Would agree that the original question may have come from a different perspective but the “HL7 or CDISC” statement is often heard and I just wanted to offer an explanation of why it is a somewhat confused question.
Doug brings up a point that I am faced with all the time. I am not a technical person. I am a QA auditor who needs to deal with technical employees during the course of audits. There needs to be a bridge between the two worlds. I have interviewed data management staff who seem to be speaking an entirely different language. That being said, I found Dave’s original post well-written and helpful.
Carl-
from the U.S.
Carl, Good clear communication is hard, especially between the multiple disciplines involved within clinical trials, the scientists to the data managers, the IT folks, the statisticians etc. It is a major challenge.

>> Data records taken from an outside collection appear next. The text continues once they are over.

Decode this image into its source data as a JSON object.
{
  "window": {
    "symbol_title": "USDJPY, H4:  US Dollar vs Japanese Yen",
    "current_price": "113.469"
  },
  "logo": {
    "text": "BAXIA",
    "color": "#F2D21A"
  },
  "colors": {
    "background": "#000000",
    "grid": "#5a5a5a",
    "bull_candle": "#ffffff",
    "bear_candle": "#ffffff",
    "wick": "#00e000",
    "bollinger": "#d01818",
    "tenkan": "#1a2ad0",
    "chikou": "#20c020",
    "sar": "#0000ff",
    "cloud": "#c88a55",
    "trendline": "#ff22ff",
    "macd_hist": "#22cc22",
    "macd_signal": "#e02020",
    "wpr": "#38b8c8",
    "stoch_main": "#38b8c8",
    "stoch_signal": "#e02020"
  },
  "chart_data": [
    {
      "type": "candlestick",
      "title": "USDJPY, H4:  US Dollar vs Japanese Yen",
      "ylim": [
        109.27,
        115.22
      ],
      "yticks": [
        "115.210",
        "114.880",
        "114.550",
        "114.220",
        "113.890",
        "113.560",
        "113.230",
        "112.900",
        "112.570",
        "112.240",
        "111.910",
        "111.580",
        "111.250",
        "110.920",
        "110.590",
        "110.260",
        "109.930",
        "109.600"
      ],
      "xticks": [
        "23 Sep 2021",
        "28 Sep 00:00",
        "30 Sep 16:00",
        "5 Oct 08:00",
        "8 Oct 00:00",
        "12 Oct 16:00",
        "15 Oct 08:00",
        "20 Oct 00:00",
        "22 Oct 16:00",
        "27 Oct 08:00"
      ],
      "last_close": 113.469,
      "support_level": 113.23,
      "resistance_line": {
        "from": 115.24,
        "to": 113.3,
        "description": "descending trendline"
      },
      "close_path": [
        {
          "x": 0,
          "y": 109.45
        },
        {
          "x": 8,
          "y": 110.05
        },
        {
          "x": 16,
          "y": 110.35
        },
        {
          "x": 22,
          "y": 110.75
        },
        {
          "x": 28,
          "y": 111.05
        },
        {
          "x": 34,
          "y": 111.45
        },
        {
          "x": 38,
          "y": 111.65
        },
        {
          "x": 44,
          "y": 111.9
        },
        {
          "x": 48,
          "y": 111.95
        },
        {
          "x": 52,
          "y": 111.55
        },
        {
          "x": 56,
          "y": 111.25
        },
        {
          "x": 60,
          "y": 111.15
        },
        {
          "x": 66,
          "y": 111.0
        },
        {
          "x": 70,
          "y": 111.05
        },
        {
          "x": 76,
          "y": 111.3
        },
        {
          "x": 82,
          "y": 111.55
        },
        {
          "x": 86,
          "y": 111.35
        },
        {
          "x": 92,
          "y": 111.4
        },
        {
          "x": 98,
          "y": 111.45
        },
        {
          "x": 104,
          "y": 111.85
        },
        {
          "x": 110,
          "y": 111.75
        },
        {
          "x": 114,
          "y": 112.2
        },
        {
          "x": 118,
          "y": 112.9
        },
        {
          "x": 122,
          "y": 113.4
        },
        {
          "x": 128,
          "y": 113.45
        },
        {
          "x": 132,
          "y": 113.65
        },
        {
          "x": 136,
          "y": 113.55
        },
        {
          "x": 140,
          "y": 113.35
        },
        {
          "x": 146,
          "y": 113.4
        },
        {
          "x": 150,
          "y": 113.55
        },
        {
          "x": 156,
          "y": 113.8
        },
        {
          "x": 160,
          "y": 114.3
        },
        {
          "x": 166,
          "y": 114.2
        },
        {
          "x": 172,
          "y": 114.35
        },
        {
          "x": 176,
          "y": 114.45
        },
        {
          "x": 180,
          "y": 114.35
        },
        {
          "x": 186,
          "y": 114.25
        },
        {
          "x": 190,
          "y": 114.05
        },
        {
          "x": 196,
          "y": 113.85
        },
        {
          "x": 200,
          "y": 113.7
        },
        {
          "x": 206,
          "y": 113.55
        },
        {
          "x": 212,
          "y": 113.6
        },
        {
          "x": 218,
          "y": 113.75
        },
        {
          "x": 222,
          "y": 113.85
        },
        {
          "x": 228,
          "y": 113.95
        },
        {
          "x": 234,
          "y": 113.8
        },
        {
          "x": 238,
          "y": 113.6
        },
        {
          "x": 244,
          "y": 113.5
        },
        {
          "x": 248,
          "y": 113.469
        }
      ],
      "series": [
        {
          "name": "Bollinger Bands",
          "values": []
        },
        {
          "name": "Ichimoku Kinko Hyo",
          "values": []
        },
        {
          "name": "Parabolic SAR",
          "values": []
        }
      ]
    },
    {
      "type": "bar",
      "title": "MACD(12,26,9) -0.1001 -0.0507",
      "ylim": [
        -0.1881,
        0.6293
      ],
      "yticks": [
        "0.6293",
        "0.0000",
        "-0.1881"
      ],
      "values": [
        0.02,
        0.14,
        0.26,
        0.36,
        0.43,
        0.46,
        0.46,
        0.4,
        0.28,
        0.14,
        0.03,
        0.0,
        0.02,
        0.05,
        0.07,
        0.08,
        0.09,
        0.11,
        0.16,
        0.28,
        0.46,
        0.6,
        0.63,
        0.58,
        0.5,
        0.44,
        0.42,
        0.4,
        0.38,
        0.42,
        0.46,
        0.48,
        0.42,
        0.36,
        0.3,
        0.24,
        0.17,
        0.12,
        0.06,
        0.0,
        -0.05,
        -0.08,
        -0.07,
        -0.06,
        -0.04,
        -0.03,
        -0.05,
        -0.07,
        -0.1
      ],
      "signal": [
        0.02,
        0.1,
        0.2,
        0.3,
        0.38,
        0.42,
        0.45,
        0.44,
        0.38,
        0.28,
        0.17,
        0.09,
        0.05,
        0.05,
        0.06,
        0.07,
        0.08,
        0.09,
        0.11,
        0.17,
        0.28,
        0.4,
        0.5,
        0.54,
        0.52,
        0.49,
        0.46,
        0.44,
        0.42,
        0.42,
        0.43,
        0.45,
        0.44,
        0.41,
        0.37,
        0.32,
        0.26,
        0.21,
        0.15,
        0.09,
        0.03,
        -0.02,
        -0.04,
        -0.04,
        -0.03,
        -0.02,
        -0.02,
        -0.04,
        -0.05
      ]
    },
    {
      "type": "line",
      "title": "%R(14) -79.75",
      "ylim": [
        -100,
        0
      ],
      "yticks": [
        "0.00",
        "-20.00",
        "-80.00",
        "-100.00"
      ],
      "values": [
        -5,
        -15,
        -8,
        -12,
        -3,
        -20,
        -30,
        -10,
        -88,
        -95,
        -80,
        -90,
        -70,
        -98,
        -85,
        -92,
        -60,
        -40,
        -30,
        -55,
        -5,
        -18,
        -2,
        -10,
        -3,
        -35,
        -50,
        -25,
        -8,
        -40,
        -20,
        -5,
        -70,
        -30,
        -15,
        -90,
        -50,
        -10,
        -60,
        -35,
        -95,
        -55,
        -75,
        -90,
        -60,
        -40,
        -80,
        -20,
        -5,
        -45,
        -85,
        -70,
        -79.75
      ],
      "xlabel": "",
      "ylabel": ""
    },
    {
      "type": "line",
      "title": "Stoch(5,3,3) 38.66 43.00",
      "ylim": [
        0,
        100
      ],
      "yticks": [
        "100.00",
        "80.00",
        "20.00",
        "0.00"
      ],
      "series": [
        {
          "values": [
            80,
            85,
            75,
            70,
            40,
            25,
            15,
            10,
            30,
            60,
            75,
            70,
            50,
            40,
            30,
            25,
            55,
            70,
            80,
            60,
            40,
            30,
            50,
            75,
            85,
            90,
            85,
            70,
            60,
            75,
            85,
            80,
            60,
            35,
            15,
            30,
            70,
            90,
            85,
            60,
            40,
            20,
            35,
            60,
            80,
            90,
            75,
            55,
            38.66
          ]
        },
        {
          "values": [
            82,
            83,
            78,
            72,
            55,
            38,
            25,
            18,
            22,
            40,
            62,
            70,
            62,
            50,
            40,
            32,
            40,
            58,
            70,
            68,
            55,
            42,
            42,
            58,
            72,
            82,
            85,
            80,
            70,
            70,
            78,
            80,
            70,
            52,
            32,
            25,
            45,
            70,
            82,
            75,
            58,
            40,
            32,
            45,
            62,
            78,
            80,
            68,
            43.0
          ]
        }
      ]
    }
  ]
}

Corporate communications is very tricky and ensuring that there are diverse messages for each stakeholder is a challenge. It’s interesting because in order to execute company change and to bring about wider use of standards, there needs to be a greater understanding by everyone involved in clinical research. Communications then comes down to internal systems and how much people can absorb quickly and easily … there is no simple solution but it can be done. Changing the way we think about our workflow and engaging with different processes is not just about the technical infrastructure, it’s also about people, as ultimately people drive the technical solutions. And Carl, I sit with you on the non-technical side of the fence so I can fully appreciate your position.